I’ve been using GeForce Now (somewhat on and off) for about 5 years now. According to GMail, I purchased my first game on the service back in Feb. 2017 to play on the Shield TV. GFN is the service that sold me on cloud gaming and its viability. The look, feel and responsiveness absolutely blew me away right from the start. And, the Shield TV remains an awesome device.
A couple years in, NVIDIA shook up their business model and decided against running their own platform and instead became more simply a cloud gaming frontend for Steam (and now EPIC and GOG etc.). I had and still have mixed opinions on that. They definitely increased their game count quickly, but the experience was always very …. clunky.
There were many times I’d open a game and land in a desktop Steam interface and be forced to wait for an update from the Steam server to the NVIDIA server before I could start playing. I’ve just got to believe that the gaming industry can do more with the cloud than what is basically a remote desktop client running desktop apps.
For example, can you imagine if Netflix, instead of being a proper cloud service, was simply a remote desktop app that launched iTunes on remote Windows client and asked you to buy a movie and then play it via the remote desktop media player? That’s kind-of what GeForce Now evolved into…
The elephant in the room…
The biggest problem I see with GeForce Now’s model, though, is not the clunky UX, it’s that it holds few cards in a business sense.

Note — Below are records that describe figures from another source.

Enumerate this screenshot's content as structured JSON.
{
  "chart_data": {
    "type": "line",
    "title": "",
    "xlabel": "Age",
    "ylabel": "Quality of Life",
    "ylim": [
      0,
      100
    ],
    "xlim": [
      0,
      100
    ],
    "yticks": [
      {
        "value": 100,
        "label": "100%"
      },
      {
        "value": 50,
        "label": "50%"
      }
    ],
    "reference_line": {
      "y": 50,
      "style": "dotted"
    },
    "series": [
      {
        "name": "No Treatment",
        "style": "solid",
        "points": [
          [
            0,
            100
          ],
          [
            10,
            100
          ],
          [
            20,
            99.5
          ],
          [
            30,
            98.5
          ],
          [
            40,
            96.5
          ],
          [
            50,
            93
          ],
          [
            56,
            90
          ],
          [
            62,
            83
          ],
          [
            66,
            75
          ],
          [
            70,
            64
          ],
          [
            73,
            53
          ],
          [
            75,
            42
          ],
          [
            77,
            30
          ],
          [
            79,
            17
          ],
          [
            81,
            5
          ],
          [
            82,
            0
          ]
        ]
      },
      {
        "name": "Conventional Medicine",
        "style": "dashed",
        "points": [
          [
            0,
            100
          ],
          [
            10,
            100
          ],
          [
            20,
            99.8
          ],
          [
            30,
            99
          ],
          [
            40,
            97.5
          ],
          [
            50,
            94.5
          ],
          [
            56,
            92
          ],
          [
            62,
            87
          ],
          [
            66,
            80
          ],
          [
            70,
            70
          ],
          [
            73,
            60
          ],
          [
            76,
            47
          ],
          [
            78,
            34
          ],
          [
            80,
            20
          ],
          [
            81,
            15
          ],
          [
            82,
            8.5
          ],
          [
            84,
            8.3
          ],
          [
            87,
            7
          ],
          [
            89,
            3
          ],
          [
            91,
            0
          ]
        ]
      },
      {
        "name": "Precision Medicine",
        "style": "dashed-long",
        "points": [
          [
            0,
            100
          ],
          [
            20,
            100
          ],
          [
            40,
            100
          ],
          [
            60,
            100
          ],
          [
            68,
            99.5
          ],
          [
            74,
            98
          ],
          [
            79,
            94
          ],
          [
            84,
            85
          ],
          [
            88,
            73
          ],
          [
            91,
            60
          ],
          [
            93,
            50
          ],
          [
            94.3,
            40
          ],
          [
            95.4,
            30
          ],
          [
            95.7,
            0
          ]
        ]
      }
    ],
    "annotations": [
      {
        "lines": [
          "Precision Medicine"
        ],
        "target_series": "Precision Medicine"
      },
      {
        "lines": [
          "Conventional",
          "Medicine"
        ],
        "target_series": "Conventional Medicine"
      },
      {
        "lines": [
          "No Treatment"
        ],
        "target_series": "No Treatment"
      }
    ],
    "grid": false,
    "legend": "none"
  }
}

Lots of people think the cloud gaming ecosystem is fleshing itself out. But, the reality is that the process hasn’t even really started. Some of the biggest players/disrupters have yet to weigh in. One of those is Steam/Valve.
This is purely speculation, but I’ve got to think that Steam will launch a “proper” cloud gaming service at some point in the future. And, I think it isn’t much of a stretch to guess that:
- It will be based on Linux. Steam has invested a tremendous amount in Linux native games (there were over 8,500 native Linux games in Steam last I looked a few months ago) as well as the open source WINE stack (including proton, dxvk, vkd3d). They have been trying to separate themselves from Windows (and the licensing costs associated with that) for years, continuing with the Steam Deck.
- Steam is not going to tie themselves forever in terms of a hosting agreement with a single GPU vendor. Every time they upgrade their blades, they will want to negotiate the best deal they can from a number of GPU vendors: AMD, NVIDIA, Intel etc.
So, I see a future where Steam tells NVIDIA: “Hey there! Thanks for holding our place in line. We’ll go ahead and take it from here.”
Where would this leave GeForce Now?
I think they’d have a few options. They could go back to having their own platform (this is hard), they can partner more closely w/ another platform to have a better integrated experience (perhaps w/ someone like Epic?), they could move themselves closer to the ShadowPC model and try to be the service that has the best fidelity for a PC in the cloud – for example by offering Steam games at higher fidelity than whatever the official Steam cloud service does.
With the launch of the 3080 tier and its associated higher price tag, it looks like GFN could be heading in that last direction. It’s an interesting niche to carve out, but only time will tell if mass adoption follows.
For me, the on-blade fidelity is actually the very least interesting aspect of cloud gaming tech. To first order, it seems basically like a pissing contest. Any cloud services could have the highest on blade FPS/Resolution etc. just by buying expensive GPUs/CPUs and passing the cost along.
I suspect over the next decade this could just be a matter of who has revised their blades most recently and the title will swap back and forth on a regular basis. I think it’s a dull matter, but I guess for whatever reason gamers seem obsessed with having the biggest and best box…
What I personally find a lot more interesting is the actual “cloud platform tech” – the convenience of cloud gaming, the availability on as many screens as possible, the social things like friends lists, leaderboards, parties, platform achievements and cloud specific things built right into games via a platform SDK (not just hacks on top of the input or output).
Has the new 3080 tier changed GFN’s user adoption rate?
It’s pretty early days. GeForce Now’s new tier was announced on October 21st and started rolling out to users last week. But, we have collected a bit of data. For example, here is how Google Play Review counts (correlated to downloads) have evolved:
That last tall peak actually occurred on Oct. 16 (before the 3080 tier announcement). If I were to hazard a guess, I’d say it resulted from the Brazil launch or the positive news around Crysis. On the other hand, it is hard to say the 3080 tier announcement has had any effect at all on this growth rate. (It may be worth pointing out that the growth rate here is ~3x higher than Stadia, but GFN is also available for a ~2.5x greater population).
Of course, this is just one metric that measures the Android (+AndroidTV) app. Does this match other metrics we track – particularly those from social media? Here is how things changed for GFN’s growth rate on Twitter, Reddit, Discord, Facebook:
Again, it is very early, but for now, it’s hard to say the announcement/launch of the new tier has had more than a modest impact on these numbers. It’ll be interesting to see how this evolves. GeForce Now remains my own #2 cloud service preference for the time being, though I don’t see myself jumping into the 3080 tier. I was already more than happy with GFN fidelity before the upgrade.